Note that there are really just two kinds of tree - emptyTree and non-emptyTree. Most operations on a tree follow this pattern:
f(emptyTree) = ... | f(fork(e,T,T')) = ...often f(T)...f(T')...
If a case is missing it probably indicates an error. The empty case is usually very simple, often returning a constant. The main case often operates on one or both subtrees recursively.
When testing or debugging a tree routine, test cases should cover the above options. For non-emptyTree trees, it may be appropriate to try a tree of a "few" nodes and a tree of a single node. As usual it is invaluable to write the output routine first. The most common problems are: . unassigned pointers, particularly those that should be emptyTree, . lost pointer values through a wrong ordering of operations, . knotted pointers maybe introducing a cycle, . side-effects through shared pointers, intentional or otherwise.
The coding of reasonably complex routines such as those on AVL trees is prone to small typographical errors. Nothing can beat careful proof reading but one good testing trick is to use a set of ascending data and then its reversal in which case the mirror image tree should be produced. This test is not sufficient on its own! It is important to exercise all the paths through a complex routine and this requires a great deal of thought.
Exercises
- Classify tree operations (height, weight, min_element, max_element, flatten, insert, lookup, delete, pre,- in- and post-order traversal) on unordered binary trees and on search trees as either linear or binary recursive.
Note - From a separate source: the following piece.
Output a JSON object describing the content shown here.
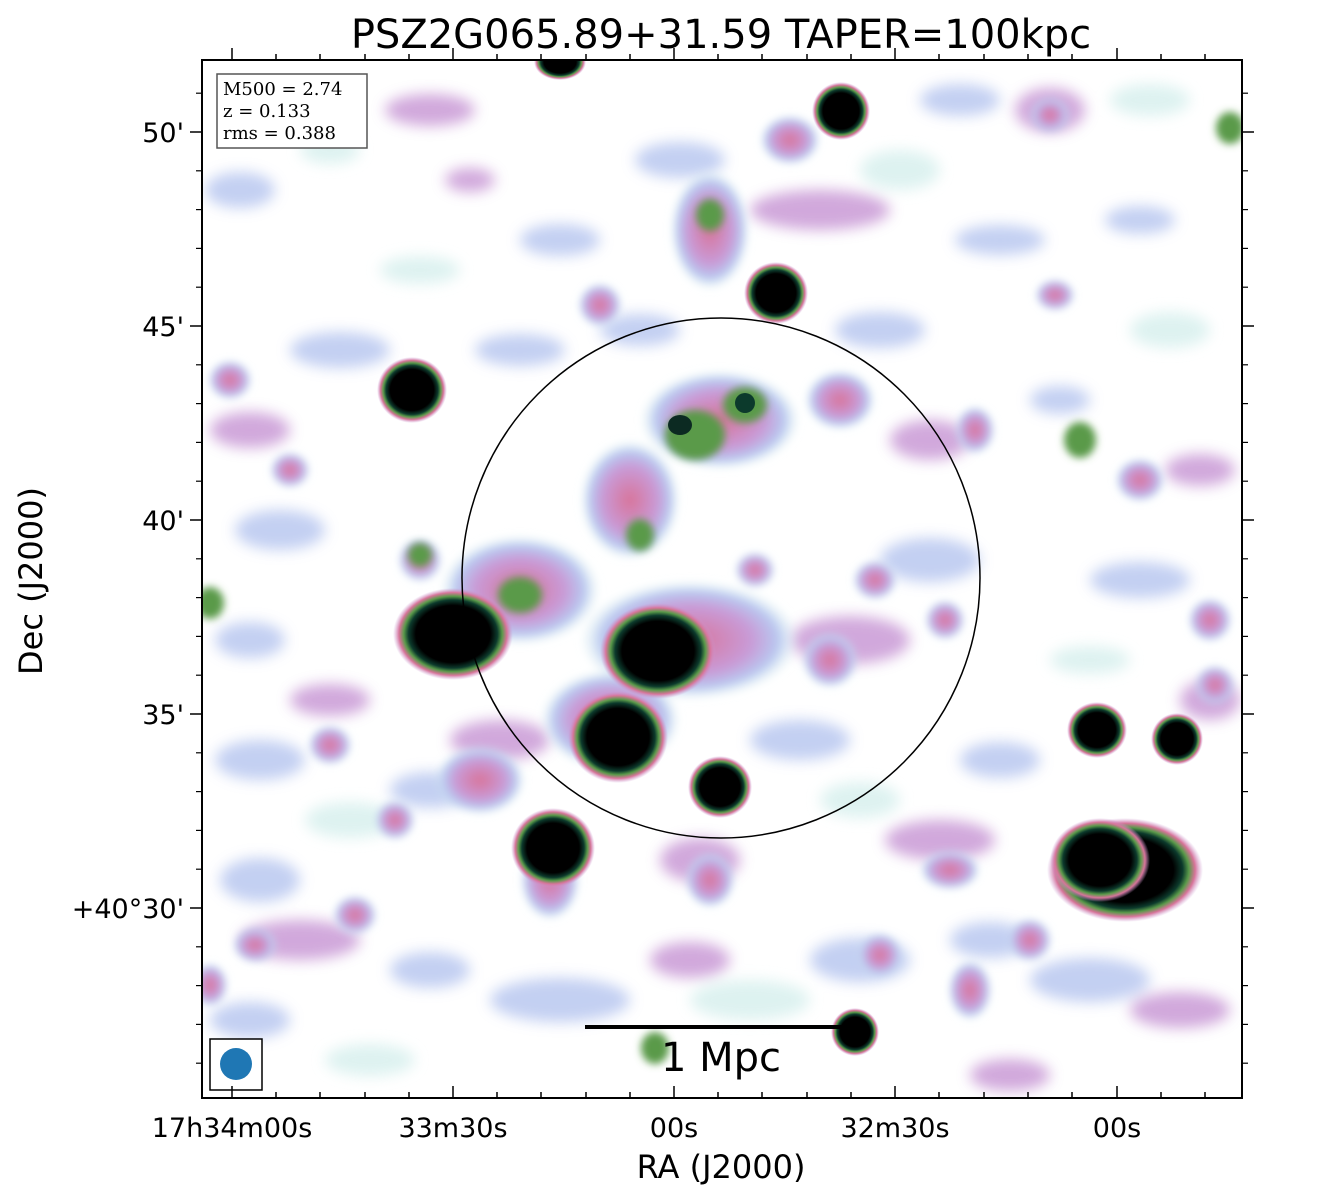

Note that a linear-recursive operation may contain two or more calls on itself but only ever execute at most one of them under the control of an if statement. Write iterative versions of one or more of the linear operations.
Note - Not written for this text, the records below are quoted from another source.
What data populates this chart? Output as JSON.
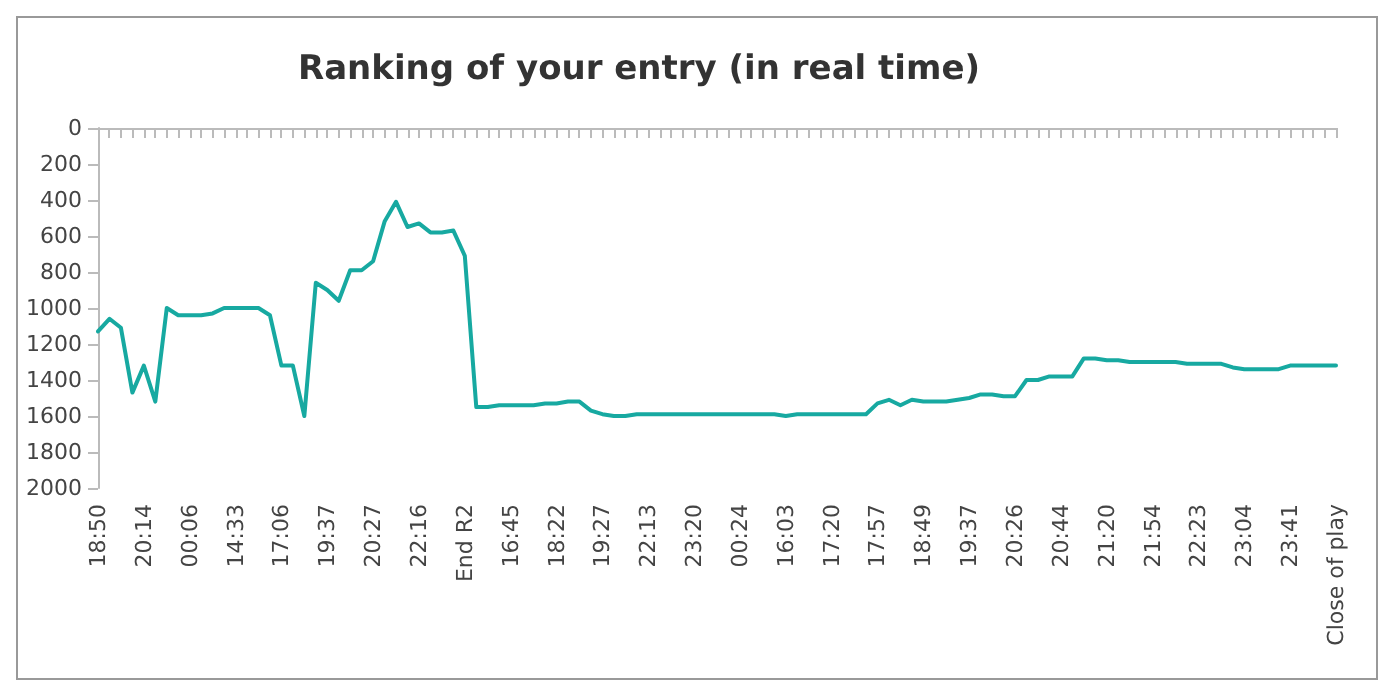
{
  "chart_data": {
    "type": "line",
    "title": "Ranking of your entry (in real time)",
    "categories": [
      "18:50",
      null,
      null,
      null,
      "20:14",
      null,
      null,
      null,
      "00:06",
      null,
      null,
      null,
      "14:33",
      null,
      null,
      null,
      "17:06",
      null,
      null,
      null,
      "19:37",
      null,
      null,
      null,
      "20:27",
      null,
      null,
      null,
      "22:16",
      null,
      null,
      null,
      "End R2",
      null,
      null,
      null,
      "16:45",
      null,
      null,
      null,
      "18:22",
      null,
      null,
      null,
      "19:27",
      null,
      null,
      null,
      "22:13",
      null,
      null,
      null,
      "23:20",
      null,
      null,
      null,
      "00:24",
      null,
      null,
      null,
      "16:03",
      null,
      null,
      null,
      "17:20",
      null,
      null,
      null,
      "17:57",
      null,
      null,
      null,
      "18:49",
      null,
      null,
      null,
      "19:37",
      null,
      null,
      null,
      "20:26",
      null,
      null,
      null,
      "20:44",
      null,
      null,
      null,
      "21:20",
      null,
      null,
      null,
      "21:54",
      null,
      null,
      null,
      "22:23",
      null,
      null,
      null,
      "23:04",
      null,
      null,
      null,
      "23:41",
      null,
      null,
      null,
      "Close of play"
    ],
    "series": [
      {
        "color": "#17a9a1",
        "values": [
          1130,
          1060,
          1110,
          1470,
          1320,
          1520,
          1000,
          1040,
          1040,
          1040,
          1030,
          1000,
          1000,
          1000,
          1000,
          1040,
          1320,
          1320,
          1600,
          860,
          900,
          960,
          790,
          790,
          740,
          520,
          410,
          550,
          530,
          580,
          580,
          570,
          710,
          1550,
          1550,
          1540,
          1540,
          1540,
          1540,
          1530,
          1530,
          1520,
          1520,
          1570,
          1590,
          1600,
          1600,
          1590,
          1590,
          1590,
          1590,
          1590,
          1590,
          1590,
          1590,
          1590,
          1590,
          1590,
          1590,
          1590,
          1600,
          1590,
          1590,
          1590,
          1590,
          1590,
          1590,
          1590,
          1530,
          1510,
          1540,
          1510,
          1520,
          1520,
          1520,
          1510,
          1500,
          1480,
          1480,
          1490,
          1490,
          1400,
          1400,
          1380,
          1380,
          1380,
          1280,
          1280,
          1290,
          1290,
          1300,
          1300,
          1300,
          1300,
          1300,
          1310,
          1310,
          1310,
          1310,
          1330,
          1340,
          1340,
          1340,
          1340,
          1320,
          1320,
          1320,
          1320,
          1320
        ]
      }
    ],
    "ylim": [
      2000,
      0
    ],
    "yticks": [
      0,
      200,
      400,
      600,
      800,
      1000,
      1200,
      1400,
      1600,
      1800,
      2000
    ],
    "grid": false,
    "marker": "none",
    "line_style": "solid"
  }
}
- Add a full set of operators +, -, *, / to the expression parser.
- Write a routine to traverse the expression parse tree to generate reverse Polish code. eg. a*b+c*d ---> a b * c d * +
- Write a routine to do symbolic differentiation.
Input is the parse tree of an arithmetic expression
which may contain numerals, variables {x, y, ...}, + and *.
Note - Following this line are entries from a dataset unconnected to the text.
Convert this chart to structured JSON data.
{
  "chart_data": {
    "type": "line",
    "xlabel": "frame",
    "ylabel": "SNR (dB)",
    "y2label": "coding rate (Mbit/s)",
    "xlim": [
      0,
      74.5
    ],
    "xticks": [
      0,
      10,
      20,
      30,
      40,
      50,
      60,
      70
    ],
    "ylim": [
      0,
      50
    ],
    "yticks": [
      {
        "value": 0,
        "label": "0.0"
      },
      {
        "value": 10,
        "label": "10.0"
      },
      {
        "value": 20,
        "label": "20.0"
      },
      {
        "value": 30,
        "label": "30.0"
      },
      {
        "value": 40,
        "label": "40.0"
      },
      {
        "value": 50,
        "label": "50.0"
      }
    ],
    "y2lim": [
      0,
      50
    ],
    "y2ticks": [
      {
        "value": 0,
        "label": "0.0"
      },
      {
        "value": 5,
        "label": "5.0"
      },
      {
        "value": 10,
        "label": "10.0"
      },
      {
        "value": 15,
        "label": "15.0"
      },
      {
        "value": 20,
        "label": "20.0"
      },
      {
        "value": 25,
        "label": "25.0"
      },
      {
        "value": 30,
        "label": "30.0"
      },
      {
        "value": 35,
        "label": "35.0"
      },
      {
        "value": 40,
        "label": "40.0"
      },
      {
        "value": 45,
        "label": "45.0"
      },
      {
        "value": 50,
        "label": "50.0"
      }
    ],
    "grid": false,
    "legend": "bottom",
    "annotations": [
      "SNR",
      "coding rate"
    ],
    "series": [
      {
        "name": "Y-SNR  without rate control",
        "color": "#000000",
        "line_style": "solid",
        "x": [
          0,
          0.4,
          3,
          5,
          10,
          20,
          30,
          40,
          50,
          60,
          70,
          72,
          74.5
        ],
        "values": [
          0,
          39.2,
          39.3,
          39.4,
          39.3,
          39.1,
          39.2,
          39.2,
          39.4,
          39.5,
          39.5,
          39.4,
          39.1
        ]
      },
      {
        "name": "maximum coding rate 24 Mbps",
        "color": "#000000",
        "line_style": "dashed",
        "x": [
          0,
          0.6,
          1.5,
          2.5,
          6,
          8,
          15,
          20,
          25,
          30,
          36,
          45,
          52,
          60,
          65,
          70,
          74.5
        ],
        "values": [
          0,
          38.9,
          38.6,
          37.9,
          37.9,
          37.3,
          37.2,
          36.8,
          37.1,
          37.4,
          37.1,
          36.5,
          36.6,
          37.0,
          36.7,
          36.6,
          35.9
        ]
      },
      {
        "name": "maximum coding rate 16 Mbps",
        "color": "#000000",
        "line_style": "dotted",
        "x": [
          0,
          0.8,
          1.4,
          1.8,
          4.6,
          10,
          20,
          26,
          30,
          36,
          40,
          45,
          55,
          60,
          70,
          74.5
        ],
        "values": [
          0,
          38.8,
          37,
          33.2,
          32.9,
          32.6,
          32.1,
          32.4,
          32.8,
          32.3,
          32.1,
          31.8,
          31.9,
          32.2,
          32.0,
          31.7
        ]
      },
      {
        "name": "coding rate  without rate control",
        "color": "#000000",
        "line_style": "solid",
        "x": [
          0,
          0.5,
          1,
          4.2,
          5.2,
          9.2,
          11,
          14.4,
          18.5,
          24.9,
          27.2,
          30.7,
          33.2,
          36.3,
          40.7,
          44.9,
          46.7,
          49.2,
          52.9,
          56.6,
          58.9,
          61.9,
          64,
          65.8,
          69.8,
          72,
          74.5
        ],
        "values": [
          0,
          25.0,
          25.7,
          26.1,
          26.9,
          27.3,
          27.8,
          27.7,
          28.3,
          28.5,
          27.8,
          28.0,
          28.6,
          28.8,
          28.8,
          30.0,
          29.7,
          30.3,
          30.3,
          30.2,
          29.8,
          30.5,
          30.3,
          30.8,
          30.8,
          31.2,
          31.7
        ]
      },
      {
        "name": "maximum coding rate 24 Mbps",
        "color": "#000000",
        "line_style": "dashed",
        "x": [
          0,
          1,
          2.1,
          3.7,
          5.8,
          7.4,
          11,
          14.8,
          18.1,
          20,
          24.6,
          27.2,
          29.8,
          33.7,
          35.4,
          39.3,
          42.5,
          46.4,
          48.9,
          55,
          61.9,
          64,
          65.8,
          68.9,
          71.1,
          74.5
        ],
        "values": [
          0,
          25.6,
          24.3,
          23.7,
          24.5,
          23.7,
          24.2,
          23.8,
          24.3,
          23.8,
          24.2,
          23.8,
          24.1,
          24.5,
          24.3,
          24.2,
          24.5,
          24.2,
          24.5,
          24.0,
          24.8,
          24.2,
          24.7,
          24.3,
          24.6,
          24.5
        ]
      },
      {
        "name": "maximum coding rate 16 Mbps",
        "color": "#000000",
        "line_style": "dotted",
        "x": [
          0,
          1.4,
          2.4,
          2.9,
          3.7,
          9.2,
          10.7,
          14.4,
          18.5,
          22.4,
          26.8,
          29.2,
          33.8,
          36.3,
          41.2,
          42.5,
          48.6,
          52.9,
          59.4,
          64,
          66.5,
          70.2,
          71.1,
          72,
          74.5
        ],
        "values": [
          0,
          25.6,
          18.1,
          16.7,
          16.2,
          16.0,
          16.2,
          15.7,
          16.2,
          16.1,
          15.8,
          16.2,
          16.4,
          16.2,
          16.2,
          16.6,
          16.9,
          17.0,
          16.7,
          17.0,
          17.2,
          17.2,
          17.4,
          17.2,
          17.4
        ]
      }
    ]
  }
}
Output is the tree of the expression
that is the result of differentiation with respect
to a given variable.
- Use the rules:
- diff(x, x) = 1
- diff(y, x) = 0 if y is a constant or a variable different from x
- diff(A+B, x) = diff(A,x)+diff(B,x)
- diff(A*B, x) = A*diff(B,x)+diff(A,x)*B
- Write a routine to free all of the nodes in a binary tree. Count the number of new and free operations and check that they are equal.
- Write a routine to collect only the elements in all the leaf nodes of a binary tree into a list.
- The path of a node in a tree is the sequence of elements contained in nodes from the root, down to and including the node itself. Give a procedure to print the path of every leaf node in a tree.
- A height-balanced tree is not necessarily full or weight-balanced. How un-weight-balanced can one be? ie. What is the minimum possible number `n' of nodes in a height-balanced tree for height h=1, 2, ..., 8. Is there a pattern? How does n compare with the value 2h-1 for a full tree?
- (Hard) Implement a delete operation for height-balanced trees.